We'll use the OpenWeatherMap API to fetch weather data. Start by signing up for a free API key. Then write a Python script that requests current weather data for your city and saves the raw JSON response.

import requests
import json

API_KEY = "your_key"
CITY = "Silchar"
url = f"https://api.openweathermap.org/data/2.5/weather?q={CITY}&appid={API_KEY}"

response = requests.get(url)
data = response.json()

with open("raw_weather.json", "w") as f:
    json.dump(data, f)

Step 2: Transform

Read the raw JSON and extract only the fields we care about: temperature, humidity, pressure, and weather description.

import json

with open("raw_weather.json") as f:
    data = json.load(f)

transformed = {
    "city": data["name"],
    "temp_c": round(data["main"]["temp"] - 273.15, 1),
    "humidity": data["main"]["humidity"],
    "pressure": data["main"]["pressure"],
    "description": data["weather"][0]["description"],
    "timestamp": data["dt"]
}

with open("weather_clean.json", "w") as f:
    json.dump(transformed, f)

Step 3: Load

Create a SQLite database and a table, then insert the cleaned data.

import sqlite3, json

conn = sqlite3.connect("weather.db")
conn.execute("CREATE TABLE IF NOT EXISTS weather (city TEXT, temp_c REAL, humidity INT, pressure INT, description TEXT, timestamp INT)")

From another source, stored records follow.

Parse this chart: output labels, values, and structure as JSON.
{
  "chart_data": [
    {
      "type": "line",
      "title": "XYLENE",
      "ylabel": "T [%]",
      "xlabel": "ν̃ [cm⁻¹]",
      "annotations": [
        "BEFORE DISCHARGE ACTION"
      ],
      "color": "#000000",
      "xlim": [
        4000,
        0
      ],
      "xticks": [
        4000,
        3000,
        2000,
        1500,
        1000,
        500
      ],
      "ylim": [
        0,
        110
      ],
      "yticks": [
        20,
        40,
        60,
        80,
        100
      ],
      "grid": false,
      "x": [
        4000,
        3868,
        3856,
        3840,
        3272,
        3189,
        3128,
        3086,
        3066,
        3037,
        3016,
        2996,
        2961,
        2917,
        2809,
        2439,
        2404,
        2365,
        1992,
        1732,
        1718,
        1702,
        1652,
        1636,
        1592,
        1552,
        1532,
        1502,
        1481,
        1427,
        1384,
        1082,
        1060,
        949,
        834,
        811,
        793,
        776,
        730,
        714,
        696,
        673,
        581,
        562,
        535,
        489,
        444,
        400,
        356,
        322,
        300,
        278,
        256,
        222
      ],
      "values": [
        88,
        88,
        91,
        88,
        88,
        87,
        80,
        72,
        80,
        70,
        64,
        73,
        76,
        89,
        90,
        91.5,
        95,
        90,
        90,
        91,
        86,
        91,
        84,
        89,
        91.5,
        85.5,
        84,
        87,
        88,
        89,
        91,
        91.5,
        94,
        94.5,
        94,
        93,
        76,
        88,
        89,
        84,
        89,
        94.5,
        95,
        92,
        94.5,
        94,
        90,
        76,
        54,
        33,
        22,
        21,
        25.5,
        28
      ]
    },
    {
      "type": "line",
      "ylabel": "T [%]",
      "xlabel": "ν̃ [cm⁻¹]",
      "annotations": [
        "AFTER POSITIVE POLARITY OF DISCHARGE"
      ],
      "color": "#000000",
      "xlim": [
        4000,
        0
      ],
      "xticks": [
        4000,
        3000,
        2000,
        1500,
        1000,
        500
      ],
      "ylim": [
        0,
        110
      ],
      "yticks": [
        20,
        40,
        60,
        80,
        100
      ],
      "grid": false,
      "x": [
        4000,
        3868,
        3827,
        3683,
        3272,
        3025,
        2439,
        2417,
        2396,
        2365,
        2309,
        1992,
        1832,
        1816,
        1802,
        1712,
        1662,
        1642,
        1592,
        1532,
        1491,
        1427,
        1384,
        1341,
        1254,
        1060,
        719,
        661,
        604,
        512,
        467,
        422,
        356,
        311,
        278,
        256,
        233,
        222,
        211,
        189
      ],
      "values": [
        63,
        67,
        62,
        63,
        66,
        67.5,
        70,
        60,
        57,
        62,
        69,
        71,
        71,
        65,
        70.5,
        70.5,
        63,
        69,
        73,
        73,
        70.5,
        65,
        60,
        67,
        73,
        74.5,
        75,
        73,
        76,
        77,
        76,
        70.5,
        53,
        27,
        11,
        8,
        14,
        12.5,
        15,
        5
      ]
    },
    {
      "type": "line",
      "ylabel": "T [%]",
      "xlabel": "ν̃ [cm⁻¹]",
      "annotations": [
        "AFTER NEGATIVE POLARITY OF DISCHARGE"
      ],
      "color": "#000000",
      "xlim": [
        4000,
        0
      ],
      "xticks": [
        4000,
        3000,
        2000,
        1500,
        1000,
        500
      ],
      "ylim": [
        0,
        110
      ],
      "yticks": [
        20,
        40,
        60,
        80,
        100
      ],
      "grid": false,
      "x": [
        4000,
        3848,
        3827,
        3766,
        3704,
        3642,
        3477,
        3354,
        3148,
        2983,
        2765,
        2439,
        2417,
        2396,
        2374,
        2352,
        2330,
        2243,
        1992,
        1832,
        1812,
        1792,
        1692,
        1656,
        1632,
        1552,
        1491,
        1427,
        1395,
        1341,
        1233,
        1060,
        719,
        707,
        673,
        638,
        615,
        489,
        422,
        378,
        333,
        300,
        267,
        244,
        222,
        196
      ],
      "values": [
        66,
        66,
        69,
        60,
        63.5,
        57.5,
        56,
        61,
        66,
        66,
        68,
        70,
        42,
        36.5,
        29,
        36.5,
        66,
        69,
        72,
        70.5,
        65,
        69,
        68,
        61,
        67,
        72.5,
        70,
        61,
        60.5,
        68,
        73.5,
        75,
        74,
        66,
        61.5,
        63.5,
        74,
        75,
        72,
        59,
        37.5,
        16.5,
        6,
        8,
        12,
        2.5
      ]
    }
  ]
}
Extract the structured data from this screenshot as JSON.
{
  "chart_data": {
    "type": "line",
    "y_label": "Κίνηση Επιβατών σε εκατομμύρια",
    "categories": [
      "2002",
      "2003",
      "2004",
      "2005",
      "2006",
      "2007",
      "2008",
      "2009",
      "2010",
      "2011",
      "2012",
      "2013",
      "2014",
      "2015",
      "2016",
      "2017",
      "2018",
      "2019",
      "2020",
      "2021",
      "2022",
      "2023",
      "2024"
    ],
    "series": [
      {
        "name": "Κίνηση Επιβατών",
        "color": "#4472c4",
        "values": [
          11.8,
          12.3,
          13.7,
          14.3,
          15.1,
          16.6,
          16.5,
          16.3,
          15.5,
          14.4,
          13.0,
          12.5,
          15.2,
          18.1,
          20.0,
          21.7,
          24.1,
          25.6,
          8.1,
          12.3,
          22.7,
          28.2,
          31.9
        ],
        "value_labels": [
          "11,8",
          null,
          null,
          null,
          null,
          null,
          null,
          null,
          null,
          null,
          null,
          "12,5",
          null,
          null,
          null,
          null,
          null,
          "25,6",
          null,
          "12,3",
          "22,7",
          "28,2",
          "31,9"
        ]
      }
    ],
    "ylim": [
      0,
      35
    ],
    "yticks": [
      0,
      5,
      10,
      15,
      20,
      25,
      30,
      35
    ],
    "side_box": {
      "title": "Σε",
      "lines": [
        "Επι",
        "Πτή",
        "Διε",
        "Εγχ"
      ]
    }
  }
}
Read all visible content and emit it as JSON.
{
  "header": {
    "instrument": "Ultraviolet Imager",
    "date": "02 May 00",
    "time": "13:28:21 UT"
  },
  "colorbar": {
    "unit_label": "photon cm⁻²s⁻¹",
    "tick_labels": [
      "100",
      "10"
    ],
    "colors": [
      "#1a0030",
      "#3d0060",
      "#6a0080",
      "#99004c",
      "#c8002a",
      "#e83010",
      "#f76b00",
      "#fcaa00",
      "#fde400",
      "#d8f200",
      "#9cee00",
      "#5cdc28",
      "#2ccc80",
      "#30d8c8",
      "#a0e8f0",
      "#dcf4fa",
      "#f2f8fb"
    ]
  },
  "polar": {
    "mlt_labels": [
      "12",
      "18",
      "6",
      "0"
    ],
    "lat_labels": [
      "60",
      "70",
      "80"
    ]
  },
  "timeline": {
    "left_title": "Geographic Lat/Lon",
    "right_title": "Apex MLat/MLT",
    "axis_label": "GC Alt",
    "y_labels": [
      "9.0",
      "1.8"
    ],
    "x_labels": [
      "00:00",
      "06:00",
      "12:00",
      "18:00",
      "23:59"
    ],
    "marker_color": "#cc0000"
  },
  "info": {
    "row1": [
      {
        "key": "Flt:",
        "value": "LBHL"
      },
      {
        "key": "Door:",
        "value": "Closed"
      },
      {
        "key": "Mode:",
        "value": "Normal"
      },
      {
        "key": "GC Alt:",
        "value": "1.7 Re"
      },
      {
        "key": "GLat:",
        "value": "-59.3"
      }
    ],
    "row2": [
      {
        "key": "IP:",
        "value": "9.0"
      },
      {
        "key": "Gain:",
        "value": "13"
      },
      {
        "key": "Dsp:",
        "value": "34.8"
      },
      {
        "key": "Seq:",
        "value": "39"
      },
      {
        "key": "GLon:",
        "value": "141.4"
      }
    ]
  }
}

with open("weather_clean.json") as f:
    row = json.load(f)

conn.execute("INSERT INTO weather VALUES (?, ?, ?, ?, ?, ?)",
             (row["city"], row["temp_c"], row["humidity"], row["pressure"], row["description"], row["timestamp"]))
conn.commit()

Step 4: Visualise

Use Streamlit to build a quick dashboard that reads from the database and plots temperature trends over time.

import streamlit as st
import sqlite3
import pandas as pd

conn = sqlite3.connect("weather.db")
df = pd.read_sql("SELECT * FROM weather ORDER BY timestamp", conn)

st.line_chart(df.set_index("timestamp")["temp_c"])
st.write(f"Average temperature: {df['temp_c'].mean():.1f}°C")

Automate It

Wrap the entire pipeline in a single Python script and schedule it with cron (Linux/macOS) or Task Scheduler (Windows). Congratulations — you've just built a production-ready data pipeline!